6.1 Pitch Perception
What is frequency theory in hearing? What is an example? (2)
-Theory: entire basilar membrane vibrates in synchrony with a sound, causing auditory nerve axons to produce action potentials at the same frequency
-Example: In the context of people clapping at a party to music, where each clap represents a sound wave, the frequency theory suggests that the pitch we perceive is determined by the speed of the claps; thus, in slower music, like a gentle song, where claps occur at a slow, steady pace, our brain interprets the low pitch due to this steady rhythm.
-for example, a sound at 50 Hz would cause 50 action potentials per second in the auditory nerve
6.1 Pitch Perception
What is the downfall of frequency theory?
-the refractory period of a neuron is typically much lower than the highest Hz of frequencies we hear
-its usually around 1000 Hz, but we can hear much higher frequencies
6.1 Pitch Perception
What is the current theory for how we hear things? Explain it for low, higher, and extremely high frequencies? (3)
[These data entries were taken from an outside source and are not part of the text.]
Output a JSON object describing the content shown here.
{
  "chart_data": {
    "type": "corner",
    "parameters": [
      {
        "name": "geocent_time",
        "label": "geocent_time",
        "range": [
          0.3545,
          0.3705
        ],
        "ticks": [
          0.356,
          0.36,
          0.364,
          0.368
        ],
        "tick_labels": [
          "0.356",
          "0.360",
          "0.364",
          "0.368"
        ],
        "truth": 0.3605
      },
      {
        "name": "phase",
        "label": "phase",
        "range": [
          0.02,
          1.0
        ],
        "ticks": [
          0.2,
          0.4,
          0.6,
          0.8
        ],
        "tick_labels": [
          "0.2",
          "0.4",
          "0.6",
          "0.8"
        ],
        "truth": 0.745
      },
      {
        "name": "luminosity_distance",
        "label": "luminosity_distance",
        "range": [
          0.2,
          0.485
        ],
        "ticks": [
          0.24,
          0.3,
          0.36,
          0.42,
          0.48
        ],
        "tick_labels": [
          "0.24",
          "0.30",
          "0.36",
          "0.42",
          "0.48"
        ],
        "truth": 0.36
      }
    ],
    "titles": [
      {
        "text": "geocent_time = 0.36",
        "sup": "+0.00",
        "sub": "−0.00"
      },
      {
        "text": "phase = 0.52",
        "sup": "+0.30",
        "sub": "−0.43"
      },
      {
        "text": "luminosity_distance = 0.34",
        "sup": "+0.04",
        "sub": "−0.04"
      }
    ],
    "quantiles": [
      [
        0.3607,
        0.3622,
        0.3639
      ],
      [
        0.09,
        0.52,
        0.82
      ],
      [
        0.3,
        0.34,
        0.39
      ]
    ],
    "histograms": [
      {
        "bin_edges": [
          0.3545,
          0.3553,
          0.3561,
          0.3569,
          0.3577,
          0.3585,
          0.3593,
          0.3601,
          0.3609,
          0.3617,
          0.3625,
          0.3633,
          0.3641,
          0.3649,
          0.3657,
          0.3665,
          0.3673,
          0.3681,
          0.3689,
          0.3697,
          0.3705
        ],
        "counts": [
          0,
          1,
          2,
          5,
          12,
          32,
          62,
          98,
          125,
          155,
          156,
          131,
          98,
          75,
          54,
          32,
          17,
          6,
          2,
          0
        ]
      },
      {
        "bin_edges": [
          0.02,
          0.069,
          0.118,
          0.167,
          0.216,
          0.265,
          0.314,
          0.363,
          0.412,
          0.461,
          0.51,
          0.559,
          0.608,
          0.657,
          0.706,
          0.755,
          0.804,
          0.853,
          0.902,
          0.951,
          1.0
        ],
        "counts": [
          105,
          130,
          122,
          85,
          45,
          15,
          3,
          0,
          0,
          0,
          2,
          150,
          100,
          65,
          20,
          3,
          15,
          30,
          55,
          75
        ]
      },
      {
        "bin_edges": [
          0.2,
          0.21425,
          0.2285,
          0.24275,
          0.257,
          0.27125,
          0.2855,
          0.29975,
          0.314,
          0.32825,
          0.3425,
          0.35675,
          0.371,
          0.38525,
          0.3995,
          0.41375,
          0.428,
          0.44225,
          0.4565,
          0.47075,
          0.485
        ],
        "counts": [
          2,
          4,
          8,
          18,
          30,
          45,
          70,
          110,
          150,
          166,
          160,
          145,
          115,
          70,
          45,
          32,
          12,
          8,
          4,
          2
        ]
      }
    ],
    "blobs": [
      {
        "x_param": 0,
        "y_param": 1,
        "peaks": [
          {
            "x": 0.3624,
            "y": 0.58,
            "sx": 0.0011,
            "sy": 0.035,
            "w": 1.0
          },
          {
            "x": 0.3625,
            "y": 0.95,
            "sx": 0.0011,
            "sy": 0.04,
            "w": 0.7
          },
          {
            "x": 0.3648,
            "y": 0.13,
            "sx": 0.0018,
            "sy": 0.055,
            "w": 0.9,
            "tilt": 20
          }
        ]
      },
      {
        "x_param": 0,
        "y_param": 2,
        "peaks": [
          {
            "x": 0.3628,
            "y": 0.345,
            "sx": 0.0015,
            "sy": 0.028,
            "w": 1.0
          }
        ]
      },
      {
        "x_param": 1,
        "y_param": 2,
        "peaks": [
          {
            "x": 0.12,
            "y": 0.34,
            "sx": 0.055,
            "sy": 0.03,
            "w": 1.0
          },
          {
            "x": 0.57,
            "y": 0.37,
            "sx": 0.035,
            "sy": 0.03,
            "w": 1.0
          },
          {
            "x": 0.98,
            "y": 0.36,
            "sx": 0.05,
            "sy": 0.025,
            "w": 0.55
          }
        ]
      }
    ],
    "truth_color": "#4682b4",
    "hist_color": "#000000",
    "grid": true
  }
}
-The current theory combines elements of the frequency theory and the volley principle.
For low-frequency sounds (up to about 100 Hz):
-frequency theory
At higher frequencies:
-Volley principle explains pitch discrimination up to 4000 Hz.
Beyond 4000 Hz:
-Mechanism similar to place theory used.
-Point of peak vibration on basilar membrane identifies sound frequency.
-soft sounds activate fewer neurons and stronger sounds activate more
-Low frequencies are like synchronized claps representing slower music.
-High frequencies are like claps following the rhythm, even if not perfectly in sync.
-Beyond 4000 Hz, it’s like figuring out the music genre by where the loudest claps are coming from.
6.1 Pitch Perception
What is the volley principle? Use an example to explain. (2)
-theory: auditory nerve produces volleys of impulse for sounds up to about 4000 per second
-Example: Imagine a relay race where runners pass a baton to keep up speed. Similarly, groups of neurons take turns firing to keep pace with high-frequency sounds. While no single neuron fires at the sound’s frequency, together they create a volley of impulses to match it.
-The volley principle explains how groups of neurons work together to perceive pitch.
-volleys of impulses for sounds up to about 4000 per second, even though no individual axon approaches that frequency
6.1 Pitch Perception Stop and Check 191
Through which mechanism do we perceive low-frequency sounds (up to about 100 Hz)?
-At low frequencies, the basilar membrane vibrates in synchrony with the sound waves, and each responding axon in the auditory nerve sends one action potential per sound wave.
-frequency theory
6.1 Pitch Perception Stop and Check Pg 191
How do we perceive middle-frequency sounds? (100-4000 Hz)?
-At intermediate frequencies, no single axon fires an action potential for each sound wave, but different axons fire for different waves, and so a volley (group) of axons fires for each wave.